Pablo Picasso maquette de decor du ballet_Tricorne © RMN Grand Palais Musee national Picasso Paris

Les expositions Picasso à la Veille Charité et au Mucem

Inspirations / Expirations

 

L’amour pour Picasso est déclamé haut et fort à Marseille à travers deux expositions qui communiquent entre la Veille Charité et le Mucem. Ou comment voir double peut permettre d’y voir plus clair…

 

Sachant que Pablo Picasso, artiste touche-à-tout qu’on ne présente plus, est l’auteur de près de 50 000 œuvres conçues sur plus de quatre-vingts ans, on ne s’étonnera pas de l’inauguration, en janvier 2017, de Picasso-Méditerranée, une série d’expositions sur trois ans dans une soixantaine d’institutions internationales.
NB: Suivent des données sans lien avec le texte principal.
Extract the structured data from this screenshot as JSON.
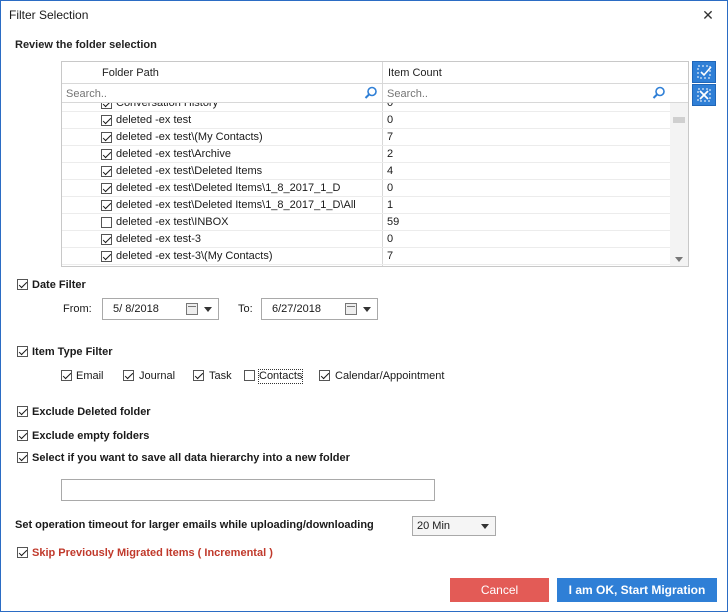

Pour ce qui est du territoire provençal, après Botero, dialogue avec Picasso à l’Hôtel de Caumont d’Aix-en-Provence, c’est au tour du Centre de la Vieille Charité et du Mucem de nous nourrir de poésie artistique avec Picasso, Voyages imaginaires.

La vie artistique de Picasso s’avère si riche qu’un grand nombre de thèmes d’exposition était possible : sur son courant phare, le cubisme, sur les couleurs de ses « périodes » (bleue, rose), sur l’influence du militantisme sur son œuvre (dénonciation du franquisme, de la guerre, engagement communiste…), ou encore sur le rôle des femmes à travers ses portraits. La double exposition marseillaise adopte un parti-pris bien plus original.

D’un côté, l’artiste a peu voyagé, restant en Europe, et retournant régulièrement vers le sud de la France. Il a en revanche reçu et accumulé une grande collection de cartes postales en provenance de proches, amis, et artistes. Un regard fin sur cette relation épistolaire au long cours permet de comprendre en grande partie ses inspirations.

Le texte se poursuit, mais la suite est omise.